The Technetronic era :‘a society that is shaped culturally, psychologically, socially and economically by the impact of technology and electronics – particularly in the arena of computers and electronics.’
The comprehensive assessment of the industrial and the post-industrial eras brings a constructive outlook on Brzezenski’s ideology of humanity requiring structure and communal equilibrium to thrive in the burgeoning international political atmosphere. The written text elucidates the onset of an electronically enhanced era that undervalues the archaic industrial age. Knowledge becomes the ultimate power and the mass media its weapon. Brzezinski specifies the onset of world-politics and the crucial task of technology in acquiring information of global realities. The 19th century represents the quest for liberty, the 20th century strived on the quest of equality, but what the political analysts fail to foresee was the thirst for identity politics that emerged at the start of the 21st century.

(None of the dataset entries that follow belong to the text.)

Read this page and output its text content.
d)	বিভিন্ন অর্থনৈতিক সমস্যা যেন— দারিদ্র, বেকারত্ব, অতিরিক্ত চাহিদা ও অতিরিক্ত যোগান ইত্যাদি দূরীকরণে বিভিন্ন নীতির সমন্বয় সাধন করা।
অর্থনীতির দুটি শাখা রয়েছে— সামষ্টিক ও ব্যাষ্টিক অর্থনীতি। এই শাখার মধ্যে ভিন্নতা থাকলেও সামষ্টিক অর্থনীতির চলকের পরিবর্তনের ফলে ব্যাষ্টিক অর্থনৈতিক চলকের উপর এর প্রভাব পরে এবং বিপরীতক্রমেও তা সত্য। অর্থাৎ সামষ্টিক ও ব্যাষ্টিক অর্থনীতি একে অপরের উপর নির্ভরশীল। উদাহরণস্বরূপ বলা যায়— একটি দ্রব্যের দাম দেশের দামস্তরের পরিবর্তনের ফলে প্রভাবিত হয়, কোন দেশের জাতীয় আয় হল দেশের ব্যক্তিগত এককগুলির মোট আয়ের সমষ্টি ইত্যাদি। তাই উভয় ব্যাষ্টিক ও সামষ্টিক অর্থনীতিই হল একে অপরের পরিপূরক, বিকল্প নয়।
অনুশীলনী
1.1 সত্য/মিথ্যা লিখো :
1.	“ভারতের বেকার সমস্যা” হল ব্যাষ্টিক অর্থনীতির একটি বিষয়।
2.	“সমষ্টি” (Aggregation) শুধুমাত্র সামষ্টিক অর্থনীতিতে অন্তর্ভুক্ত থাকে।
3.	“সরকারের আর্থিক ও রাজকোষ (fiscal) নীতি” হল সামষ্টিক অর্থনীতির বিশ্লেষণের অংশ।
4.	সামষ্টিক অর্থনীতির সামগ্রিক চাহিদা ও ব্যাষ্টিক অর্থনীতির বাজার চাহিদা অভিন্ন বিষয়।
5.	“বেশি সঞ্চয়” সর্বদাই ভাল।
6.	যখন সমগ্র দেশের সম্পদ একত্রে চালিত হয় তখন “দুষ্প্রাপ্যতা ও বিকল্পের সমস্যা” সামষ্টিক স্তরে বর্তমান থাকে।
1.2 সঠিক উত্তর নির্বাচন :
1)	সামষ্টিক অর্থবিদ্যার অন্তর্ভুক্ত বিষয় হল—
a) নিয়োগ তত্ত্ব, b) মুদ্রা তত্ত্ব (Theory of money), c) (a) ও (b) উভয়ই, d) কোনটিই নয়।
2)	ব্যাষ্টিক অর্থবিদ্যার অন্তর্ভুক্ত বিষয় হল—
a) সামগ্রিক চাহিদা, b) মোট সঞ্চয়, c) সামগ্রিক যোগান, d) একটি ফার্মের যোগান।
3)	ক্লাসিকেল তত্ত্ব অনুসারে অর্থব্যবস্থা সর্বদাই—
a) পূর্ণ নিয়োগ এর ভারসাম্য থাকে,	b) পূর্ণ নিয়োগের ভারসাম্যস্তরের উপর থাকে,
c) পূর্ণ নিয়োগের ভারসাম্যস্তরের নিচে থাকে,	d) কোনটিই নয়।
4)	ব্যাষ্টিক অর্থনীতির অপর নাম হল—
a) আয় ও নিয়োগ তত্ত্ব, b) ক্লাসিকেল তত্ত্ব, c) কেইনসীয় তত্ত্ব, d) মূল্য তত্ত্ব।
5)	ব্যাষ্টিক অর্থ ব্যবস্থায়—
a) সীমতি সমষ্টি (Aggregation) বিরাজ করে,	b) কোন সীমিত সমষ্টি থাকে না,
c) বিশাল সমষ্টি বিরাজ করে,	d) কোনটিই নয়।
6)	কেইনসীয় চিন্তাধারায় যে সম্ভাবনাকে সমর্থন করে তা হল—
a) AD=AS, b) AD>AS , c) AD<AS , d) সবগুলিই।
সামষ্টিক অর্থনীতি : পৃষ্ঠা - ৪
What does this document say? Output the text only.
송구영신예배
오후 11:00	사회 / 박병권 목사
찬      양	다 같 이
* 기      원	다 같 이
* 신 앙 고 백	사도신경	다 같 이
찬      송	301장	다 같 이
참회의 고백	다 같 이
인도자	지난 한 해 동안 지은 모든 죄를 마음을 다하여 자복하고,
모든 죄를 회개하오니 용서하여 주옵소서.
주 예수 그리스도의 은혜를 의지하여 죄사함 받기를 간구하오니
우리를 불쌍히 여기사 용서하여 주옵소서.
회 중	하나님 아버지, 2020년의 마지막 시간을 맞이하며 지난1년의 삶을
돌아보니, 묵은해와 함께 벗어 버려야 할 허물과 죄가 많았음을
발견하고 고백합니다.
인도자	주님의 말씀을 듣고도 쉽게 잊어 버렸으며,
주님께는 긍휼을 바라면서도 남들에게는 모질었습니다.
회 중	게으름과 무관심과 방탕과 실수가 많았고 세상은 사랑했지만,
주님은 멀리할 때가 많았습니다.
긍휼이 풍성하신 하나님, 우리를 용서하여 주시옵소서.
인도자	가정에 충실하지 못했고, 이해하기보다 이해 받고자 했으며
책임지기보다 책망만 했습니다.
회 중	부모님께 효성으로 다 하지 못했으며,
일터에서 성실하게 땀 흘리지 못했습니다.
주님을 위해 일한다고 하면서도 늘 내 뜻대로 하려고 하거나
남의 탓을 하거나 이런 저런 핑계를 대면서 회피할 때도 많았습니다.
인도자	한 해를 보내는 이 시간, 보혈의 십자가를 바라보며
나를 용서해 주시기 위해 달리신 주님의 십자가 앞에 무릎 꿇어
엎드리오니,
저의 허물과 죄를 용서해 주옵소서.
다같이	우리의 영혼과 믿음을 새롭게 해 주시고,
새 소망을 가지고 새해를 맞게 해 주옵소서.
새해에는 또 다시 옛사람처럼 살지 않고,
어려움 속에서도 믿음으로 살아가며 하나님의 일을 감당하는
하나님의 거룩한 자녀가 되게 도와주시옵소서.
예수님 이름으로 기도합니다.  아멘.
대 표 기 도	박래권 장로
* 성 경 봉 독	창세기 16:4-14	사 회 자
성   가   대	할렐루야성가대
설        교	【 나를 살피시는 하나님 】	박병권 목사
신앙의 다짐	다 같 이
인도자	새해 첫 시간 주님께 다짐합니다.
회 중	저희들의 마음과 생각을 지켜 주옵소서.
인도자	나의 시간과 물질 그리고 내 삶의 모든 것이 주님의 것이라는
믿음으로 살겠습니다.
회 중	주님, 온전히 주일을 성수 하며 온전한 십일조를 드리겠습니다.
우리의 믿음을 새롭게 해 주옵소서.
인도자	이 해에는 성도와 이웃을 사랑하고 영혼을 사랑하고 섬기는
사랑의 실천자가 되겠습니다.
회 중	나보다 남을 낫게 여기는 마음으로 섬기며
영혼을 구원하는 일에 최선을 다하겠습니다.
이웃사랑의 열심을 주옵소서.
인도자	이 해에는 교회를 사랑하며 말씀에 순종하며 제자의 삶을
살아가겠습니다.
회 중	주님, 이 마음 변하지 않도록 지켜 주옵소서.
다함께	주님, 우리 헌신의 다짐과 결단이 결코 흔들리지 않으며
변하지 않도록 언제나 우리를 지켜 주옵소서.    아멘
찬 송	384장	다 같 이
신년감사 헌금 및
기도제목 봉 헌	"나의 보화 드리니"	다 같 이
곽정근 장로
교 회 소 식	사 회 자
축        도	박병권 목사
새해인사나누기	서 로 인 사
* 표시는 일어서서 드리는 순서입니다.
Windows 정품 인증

“More directly linked to the impact of technology, it involves the gradual appearance of a more controlled and directed society. Such a society would be dominated by an elite whose claim to political power would rest on allegedly superior scientific know how. Unhindered by the restraints of traditional liberal values, this elite would not hesitate to achieve it sends by using the latest modern techniques for influencing public behavior and keeping society under close surveillance and control”
Zbigniew Brzezinski
Old versus new; modern versus tradition; urban versus rural; and sacred versus secular are examples of dynamic processes accompanying the history of human evolution. Each involved a more controlled society. Zbig’s technetronic era involves the gradual appearance of a more controlled society underscored by a belief that such a society, dominated by a (well-intentioned) elite and unrestrained by traditional values will assert continuous surveillance over every citizen.
This book was published the year after the moon landing and the sending of the first ARPANET message that planted the seeds that grew into the Internet, 1970. With tech like that, it’s hard not to believe that technology could one day reach beyond the heavens. Opinion on this book is scant where it’s found yet strongly worded every time. There are those that believe it an accurate prediction of the future. Others who say that it’s not a prediction of the future, it’s an outline of Brzezinski’s designs for the future. Others still dismiss it; the author was too traumatized by his experiences with socialism, or the author was too infatuated with east European socialism.
For what reading I’ve done of it, the theories and predictions made are apt in enough places to make a review quite fun. Over the course of however long this takes I’ll release annotated copy of the book’s chapters. At the same time I’ll be putting together a copy of the full text since it was a mild hassle to find.